Пастор расхаживал взад-вперед, не в силах стоять на месте.
– Каждый возьмет одного, – сказал он.
– Мне очень жаль, кстати, что ваш платок не у меня, но…
Пастор остановился, перебил:
– Платок? У нас есть дела поважнее платка, Фаррелли! Возьмите себя в руки!
Фрэнк обиделся, и сильно. Больше он словом не обмолвится про этот окаянный носовой платок, хотя речь о нем постоянно заводил именно Пастор. Нынешний день нравился Фрэнку все меньше, а ведь начался он так неожиданно чудесно. Направляясь к выходу, он встретил Бленду, ее тоже вызвали на службу. Оба остановились, пропустив Пастора вперед.
– Куда ты подевался? – спросила она.
– Я подумал, ты предпочитаешь проснуться одна.

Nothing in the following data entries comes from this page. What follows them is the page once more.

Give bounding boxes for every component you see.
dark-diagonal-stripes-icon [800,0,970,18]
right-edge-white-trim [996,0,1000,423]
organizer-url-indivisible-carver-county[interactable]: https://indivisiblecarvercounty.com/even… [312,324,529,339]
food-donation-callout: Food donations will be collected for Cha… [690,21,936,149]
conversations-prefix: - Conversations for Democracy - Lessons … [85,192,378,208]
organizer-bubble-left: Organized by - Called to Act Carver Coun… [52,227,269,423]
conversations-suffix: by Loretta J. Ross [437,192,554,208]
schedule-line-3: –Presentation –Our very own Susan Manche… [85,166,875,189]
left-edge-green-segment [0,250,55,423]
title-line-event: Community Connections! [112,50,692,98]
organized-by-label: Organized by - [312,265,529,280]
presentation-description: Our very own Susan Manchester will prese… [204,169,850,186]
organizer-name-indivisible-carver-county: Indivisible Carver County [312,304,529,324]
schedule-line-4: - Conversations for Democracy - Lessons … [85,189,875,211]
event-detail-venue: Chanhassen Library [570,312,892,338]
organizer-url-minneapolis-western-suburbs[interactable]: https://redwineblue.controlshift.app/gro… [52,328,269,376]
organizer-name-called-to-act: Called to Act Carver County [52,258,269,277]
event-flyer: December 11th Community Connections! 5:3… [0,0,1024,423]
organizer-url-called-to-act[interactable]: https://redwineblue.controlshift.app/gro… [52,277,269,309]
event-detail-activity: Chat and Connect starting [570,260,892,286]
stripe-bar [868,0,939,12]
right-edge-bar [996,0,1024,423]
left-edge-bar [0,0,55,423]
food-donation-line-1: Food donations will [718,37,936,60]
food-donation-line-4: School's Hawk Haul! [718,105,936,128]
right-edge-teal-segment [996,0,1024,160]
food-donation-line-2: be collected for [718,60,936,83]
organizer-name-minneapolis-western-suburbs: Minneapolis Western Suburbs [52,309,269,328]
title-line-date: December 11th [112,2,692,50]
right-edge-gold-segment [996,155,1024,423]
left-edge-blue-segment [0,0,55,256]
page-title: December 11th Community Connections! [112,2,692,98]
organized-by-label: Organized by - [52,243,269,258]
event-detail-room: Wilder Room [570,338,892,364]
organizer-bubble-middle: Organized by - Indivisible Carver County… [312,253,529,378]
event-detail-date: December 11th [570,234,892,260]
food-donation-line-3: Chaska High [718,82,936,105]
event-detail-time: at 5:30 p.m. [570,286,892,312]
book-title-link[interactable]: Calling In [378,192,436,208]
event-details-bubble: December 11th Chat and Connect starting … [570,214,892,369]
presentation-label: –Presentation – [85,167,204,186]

– Тебе так показалось? Что я тебе не рада? И хочу, чтобы ты ушел?
– Нет. Вовсе нет.
– Или тебе было плохо со мной? Поэтому?
Пастор на тротуаре нетерпеливо махал рукой. Фрэнк опустил глаза:
– Мне было хорошо. Ужасно хорошо. Просто я не знал, что сказать, когда ты проснешься.
– Говорить вообще не требовалось, Фрэнк. Поторопись. И пусть это поскорее останется позади.
Сперва Фрэнк поехал к родителям Вероники, которые жили в конце Юнион-авеню, в престижном районе Кармака, видавшем лучшие времена, и высадил там Пастора. Несмотря ни на что, они пожелали друг другу удачи. Пастор сказал: Соберитесь с силами и будьте готовы. Фрэнк Фаррелли собрался с силами и был готов. Страха он не испытывал. Признаться, наоборот, радовался. Нет, «радовался» не то слово, его можно истолковать превратно. Он был полон решимости. Поехал дальше, к семье Марион, проживавшей неподалеку, на Гранд-Вэлли-стрит. Припарковался у высоких ворот, пригладил волосы, смахнул пыль с ботинок, мысленно повторил имена, Роберт и Маргарет Перкинс. Он продавал мебель, она занималась благотворительностью. То и другое нынче шло ни шатко ни валко. Когда лишних средств нет, благотворителем быть трудно, а когда твой дом выставлен на продажу, новая мебель не нужна. Дверь распахнулась настежь еще прежде, чем Фрэнк подошел, на крыльце истерически кричала и рыдала женщина, наверняка мать. В глубине стоял мужчина, он казался спокойнее, но это не означало, что он был спокоен. Именно самые спокойные неожиданно взрываются и разносят все вокруг – и вещи, и людей.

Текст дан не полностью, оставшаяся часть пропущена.